There were glaring violations at that hearing.  Two of the three judges involved in this ruling, including Rats, had passed rulings against Dmitriev in previous proceedings and should have withdrawn himself. Rats had refused to postpone the hearing until Anufriev, who was in quarantine, could be present and ignored Dmitriev’s formal rejection of the state-appointed lawyer who was being foisted on him.  She then gave this lawyer (Artem Cherkasov) only 3 days to familiarize himself with a case stretching back almost four years. Memorial reported on the eve of the hearing that there was nothing to indicate that Cherkasov had even visited Dmitriev in SIZO [the remand prison].  Dmitriev was also effectively denied the possibility of defending himself.  The pandemic was used as an excuse for the historian not being brought to the court and having to take part in the proceedings by a very inadequate video link.  He could not hear around half of what was said in court, yet when he asked for the words to be repeated, the judge threatened to remove him from the hearing.
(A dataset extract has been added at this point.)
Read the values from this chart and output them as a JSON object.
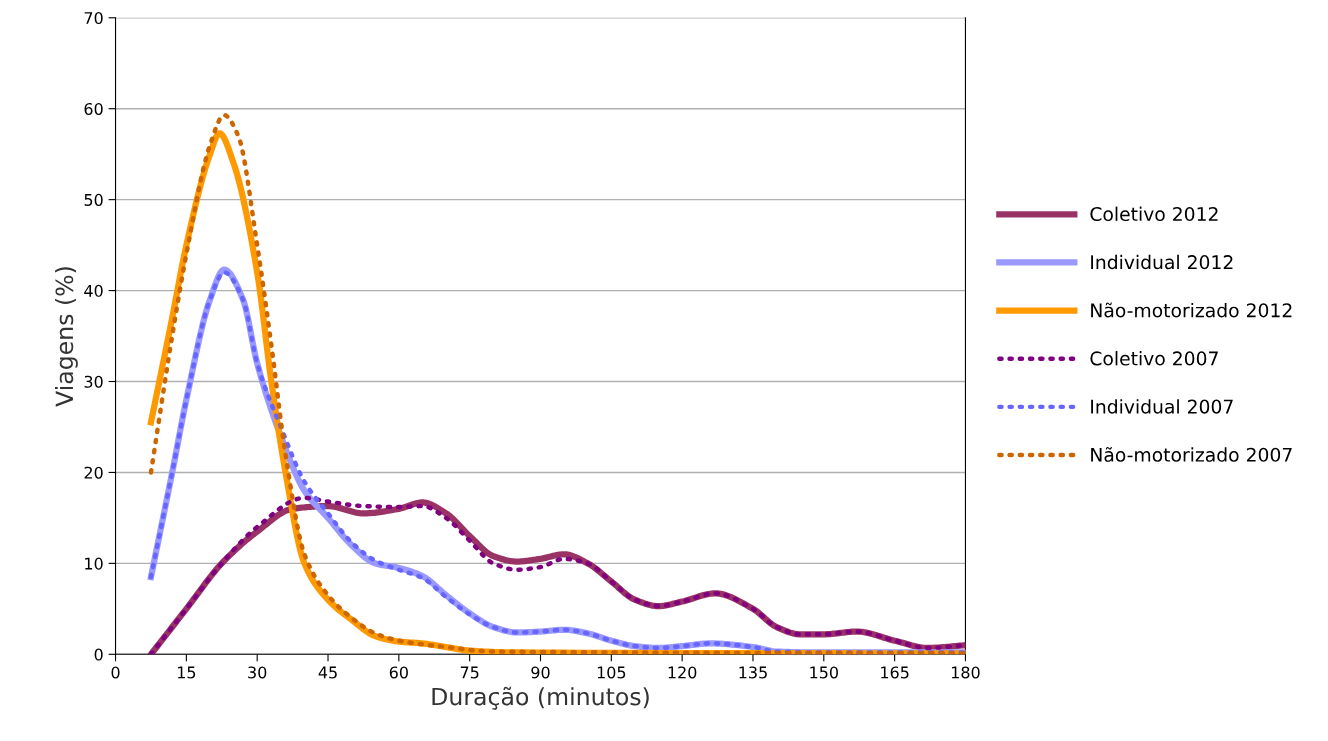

All of these issues were raised, and ignored, by judge Sergei Zhernov from the Third Cassation Court in St. Petersburg, who on 16 February 2021 upheld the ruling from 29 September 2020 and 13-year sentence.  It became clear in October 2021 that Russia’s Supreme Court had refused to consider a cassation appeal, despite the above, and other, compelling grounds.  Dmitriev’s case is already awaiting consideration by the European Court of Human Rights. 

Third attempt at the Petrozavodsk City Court

Judge Yekaterina Khomyakova was reportedly in a hurry over this ‘trial’, and the verdict and sentence handed down on 27 December 2021 was identical to that demanded by the prosecutor – 15 years (with this including the years already spent in SIZO).

The EU stated stated back on 30 September 2020 that “Mr Dmitriev’s prosecution was triggered by his human rights work and his research on political repression in the Soviet period. <> This is yet another blatant example of unjustified and unacceptable legal pressure on human rights defenders in violation of international commitments.”  On International Human Rights Day (10 December 2020), Dmitriev was named one of the 15 laureates of the prestigious Franco-German Prize for Human Rights for 2020. In May 2021, the Norwegian Helsinki Committee awarded Dmitriev the 2021 Sakharov Freedom Award.